How Perceptions Affect Our Relationships

By: Jon Henshaw, M.A.

The way we experience life is often tied with the way we perceive things. Perception doesn't tell us the truth about events. Instead, perception gives us singular observations, washed in a mixture of emotions, memories and logic. That's the reason why many people can experience the same thing, like a movie, and walk away with different interpretations and conclusions. The same is true in how we perceive each other in our relationships.

The most common cause of misperceptions in relationships come from poor communication, inadequate empathy, and infrequent introspection (self-exploration).

Poor communication usually takes the form of not being explicit with your partner about what you're feeling and thinking. It simply isn't enough to tell your partner that your angry or disappointed. Effective communication involves each of you expressing to each other what your perception of the situation is, without any connotation of who is right or wrong.

Stepping back, and expressing your unique and individual observations with each other, allows both of you to put yourselves in a position of empathy. Instead of running only with your own perception of what has transpired, you discuss with each other what you think happened, and attempt to figure out how you got there.
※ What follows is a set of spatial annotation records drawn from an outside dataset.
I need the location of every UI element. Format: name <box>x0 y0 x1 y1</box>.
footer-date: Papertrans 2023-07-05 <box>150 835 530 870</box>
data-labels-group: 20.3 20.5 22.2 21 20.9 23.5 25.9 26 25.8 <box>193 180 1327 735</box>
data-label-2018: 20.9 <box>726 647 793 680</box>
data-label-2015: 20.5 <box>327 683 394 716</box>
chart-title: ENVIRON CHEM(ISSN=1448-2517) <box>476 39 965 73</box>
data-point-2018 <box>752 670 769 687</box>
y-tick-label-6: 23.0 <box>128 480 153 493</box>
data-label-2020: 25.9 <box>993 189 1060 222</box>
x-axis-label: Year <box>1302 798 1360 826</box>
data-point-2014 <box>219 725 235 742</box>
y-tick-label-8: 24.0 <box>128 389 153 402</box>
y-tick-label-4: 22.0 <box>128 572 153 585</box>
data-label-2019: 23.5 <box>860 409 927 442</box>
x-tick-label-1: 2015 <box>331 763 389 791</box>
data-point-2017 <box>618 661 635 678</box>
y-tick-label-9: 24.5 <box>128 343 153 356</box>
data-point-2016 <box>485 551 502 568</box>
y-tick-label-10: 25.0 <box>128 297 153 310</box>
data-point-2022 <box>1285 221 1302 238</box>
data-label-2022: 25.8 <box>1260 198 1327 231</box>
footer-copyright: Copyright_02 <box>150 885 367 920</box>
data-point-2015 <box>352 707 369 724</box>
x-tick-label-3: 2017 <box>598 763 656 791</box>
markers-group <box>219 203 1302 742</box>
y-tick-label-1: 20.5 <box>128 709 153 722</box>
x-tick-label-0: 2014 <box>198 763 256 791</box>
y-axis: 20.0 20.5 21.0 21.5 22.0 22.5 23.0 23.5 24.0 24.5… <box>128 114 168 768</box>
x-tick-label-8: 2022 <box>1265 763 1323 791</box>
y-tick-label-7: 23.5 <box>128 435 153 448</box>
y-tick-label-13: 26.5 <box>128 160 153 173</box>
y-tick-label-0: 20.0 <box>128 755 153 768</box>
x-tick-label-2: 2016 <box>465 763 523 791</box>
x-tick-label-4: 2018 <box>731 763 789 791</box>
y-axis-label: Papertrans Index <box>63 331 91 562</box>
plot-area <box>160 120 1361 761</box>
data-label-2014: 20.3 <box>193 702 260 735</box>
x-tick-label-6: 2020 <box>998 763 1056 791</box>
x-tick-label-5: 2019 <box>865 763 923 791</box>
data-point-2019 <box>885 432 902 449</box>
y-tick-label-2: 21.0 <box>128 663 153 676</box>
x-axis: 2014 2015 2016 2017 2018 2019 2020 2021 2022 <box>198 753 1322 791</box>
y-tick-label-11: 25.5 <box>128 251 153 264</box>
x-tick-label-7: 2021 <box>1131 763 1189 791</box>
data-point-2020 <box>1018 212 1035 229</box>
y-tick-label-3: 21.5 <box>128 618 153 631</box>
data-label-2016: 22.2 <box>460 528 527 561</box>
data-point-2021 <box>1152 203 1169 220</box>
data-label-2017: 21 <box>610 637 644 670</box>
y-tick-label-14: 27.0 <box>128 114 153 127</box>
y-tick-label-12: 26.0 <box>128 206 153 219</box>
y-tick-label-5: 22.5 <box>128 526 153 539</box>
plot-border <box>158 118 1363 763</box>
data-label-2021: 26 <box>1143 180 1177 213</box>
Couples that are able to calmly recall and share their perceptions with each other, and who practice empathy, often get closer to the truth, and the resolution.

A third component in tackling misperceptions in relationships is introspection. Introspection is the act of examining and contemplating your own thoughts and feelings. The more you know yourself -- why you behave and do many of the things you do -- the better you will become in perceiving not only the actions of others, but your own actions as well.